Il nait en Argentine, à Bueno Aires, en septembre 1900. Sa famille, d’origine française, est de condition modeste. Il vit de petits travaux mais dévore des livres qui parlent de mer, de tempêtes, de pirates. C’est un sportif accompli, il pratique la boxe, l’athlétisme et surtout la natation de haut niveau.

Vito se rend en Europe pour l’exposition coloniale de 1931. Les affaires sont devenues prospères. A Arcachon, il achète un ancien 8 mètres J.I. d’une vingtaine d’années qu’il baptise le Legh, ce qui signifie : Lucha, Entereza, Hombría, Grandeza, soit en français : lutte, fermeté, honnêteté, grandeur. Vito Dumas est un fervent patriote. Il aime se dépasser « pour le sport et la Patrie » ; tout comme nos footballeurs d’aujourd’hui quoi...

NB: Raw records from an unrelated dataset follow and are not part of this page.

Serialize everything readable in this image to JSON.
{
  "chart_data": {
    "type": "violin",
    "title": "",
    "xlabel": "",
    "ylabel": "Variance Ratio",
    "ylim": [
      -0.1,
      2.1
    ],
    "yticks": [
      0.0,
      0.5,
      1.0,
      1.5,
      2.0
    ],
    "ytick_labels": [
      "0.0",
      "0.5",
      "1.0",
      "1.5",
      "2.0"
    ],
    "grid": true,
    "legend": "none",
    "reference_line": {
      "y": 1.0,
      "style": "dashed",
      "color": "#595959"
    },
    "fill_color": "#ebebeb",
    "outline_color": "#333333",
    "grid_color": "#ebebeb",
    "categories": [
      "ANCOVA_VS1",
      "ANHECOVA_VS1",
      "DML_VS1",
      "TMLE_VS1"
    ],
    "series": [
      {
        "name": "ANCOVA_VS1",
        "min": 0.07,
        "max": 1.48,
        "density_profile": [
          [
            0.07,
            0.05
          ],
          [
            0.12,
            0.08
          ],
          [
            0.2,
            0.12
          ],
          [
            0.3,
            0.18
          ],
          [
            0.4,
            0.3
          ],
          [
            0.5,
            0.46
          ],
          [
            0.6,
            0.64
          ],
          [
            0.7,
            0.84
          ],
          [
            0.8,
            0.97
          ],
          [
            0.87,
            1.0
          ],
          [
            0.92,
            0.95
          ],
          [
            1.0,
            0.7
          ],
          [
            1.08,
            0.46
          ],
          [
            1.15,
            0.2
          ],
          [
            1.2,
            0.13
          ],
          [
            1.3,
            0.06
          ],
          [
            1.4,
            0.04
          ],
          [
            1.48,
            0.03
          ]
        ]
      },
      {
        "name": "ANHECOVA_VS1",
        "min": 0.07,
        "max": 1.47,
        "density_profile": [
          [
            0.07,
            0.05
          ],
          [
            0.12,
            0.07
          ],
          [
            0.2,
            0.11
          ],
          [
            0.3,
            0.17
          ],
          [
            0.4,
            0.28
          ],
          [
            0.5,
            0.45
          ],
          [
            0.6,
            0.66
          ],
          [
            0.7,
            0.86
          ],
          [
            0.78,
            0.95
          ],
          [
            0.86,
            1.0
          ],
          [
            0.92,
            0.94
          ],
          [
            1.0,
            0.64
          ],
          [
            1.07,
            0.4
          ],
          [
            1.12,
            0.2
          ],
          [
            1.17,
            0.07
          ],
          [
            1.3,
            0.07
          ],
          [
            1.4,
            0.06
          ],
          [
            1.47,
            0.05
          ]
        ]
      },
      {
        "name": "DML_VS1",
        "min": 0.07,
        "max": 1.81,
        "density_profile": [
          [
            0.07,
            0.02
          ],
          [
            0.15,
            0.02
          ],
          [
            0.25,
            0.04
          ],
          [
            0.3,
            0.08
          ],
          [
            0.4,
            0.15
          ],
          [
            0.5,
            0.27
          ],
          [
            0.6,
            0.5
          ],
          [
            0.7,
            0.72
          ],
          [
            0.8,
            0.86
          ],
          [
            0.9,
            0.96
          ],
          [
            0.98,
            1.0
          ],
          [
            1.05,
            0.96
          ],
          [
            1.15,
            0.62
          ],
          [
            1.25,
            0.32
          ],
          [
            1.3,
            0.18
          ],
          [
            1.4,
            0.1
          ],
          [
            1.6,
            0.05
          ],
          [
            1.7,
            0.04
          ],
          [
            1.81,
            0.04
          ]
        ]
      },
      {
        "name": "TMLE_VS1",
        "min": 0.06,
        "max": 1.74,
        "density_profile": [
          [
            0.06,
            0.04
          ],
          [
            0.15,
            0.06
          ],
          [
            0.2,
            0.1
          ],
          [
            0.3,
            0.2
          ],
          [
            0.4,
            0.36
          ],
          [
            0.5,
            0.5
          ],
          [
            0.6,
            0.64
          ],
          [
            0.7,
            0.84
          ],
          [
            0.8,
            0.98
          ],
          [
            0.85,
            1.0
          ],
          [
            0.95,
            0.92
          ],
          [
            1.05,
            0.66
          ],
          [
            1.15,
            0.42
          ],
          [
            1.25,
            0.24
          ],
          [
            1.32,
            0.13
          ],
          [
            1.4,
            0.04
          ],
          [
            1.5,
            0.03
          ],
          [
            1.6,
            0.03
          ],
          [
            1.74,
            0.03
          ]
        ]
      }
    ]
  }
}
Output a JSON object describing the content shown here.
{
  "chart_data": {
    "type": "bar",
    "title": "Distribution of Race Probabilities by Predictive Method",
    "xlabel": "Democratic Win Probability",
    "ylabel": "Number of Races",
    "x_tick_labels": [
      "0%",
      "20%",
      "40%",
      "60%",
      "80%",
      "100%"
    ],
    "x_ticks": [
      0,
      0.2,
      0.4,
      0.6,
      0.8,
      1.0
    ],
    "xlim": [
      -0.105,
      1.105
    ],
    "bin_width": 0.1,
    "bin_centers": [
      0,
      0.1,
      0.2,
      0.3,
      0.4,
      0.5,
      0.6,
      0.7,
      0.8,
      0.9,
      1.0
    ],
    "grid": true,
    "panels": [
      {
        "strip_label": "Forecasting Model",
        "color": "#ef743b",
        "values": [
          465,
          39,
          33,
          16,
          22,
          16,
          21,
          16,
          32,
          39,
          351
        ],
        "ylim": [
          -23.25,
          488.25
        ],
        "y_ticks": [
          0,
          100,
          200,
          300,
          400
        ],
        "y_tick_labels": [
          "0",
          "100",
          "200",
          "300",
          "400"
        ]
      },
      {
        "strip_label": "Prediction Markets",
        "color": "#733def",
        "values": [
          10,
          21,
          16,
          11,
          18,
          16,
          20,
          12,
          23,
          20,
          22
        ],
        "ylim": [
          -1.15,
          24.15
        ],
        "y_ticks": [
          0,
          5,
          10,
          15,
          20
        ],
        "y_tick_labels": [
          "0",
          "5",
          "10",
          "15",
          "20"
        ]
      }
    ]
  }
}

Il grée le Legh en yawl et le prépare tant bien que mal, plutôt mal, à une traversée océanique. le 12 décembre 1931 il quitte Arcachon. Le bateau est difficile à manoeuvrer, il fait l’eau de toute part. Mais le Legh et son capitaine arrive Bueno Aires où il est accueilli en héros national.

Vito Dumas retourne travailler la terre mais les images du grand large le hantent. En particulier celle de son ami norvégien Al Hansen qui a péri en mer après avoir passé le Horn. Il l’a fait, lui ! Il lance alors la fabrication du Legh II qui ne sera mis à l’eau qu’en 1934 car la situation financière de notre argentin s’est dégradée. Il navigue localement quelques années et constate que le Legh II est bien le bateau qui convient à ses projets, mais, complètement ruiné, il est obligé de le vendre.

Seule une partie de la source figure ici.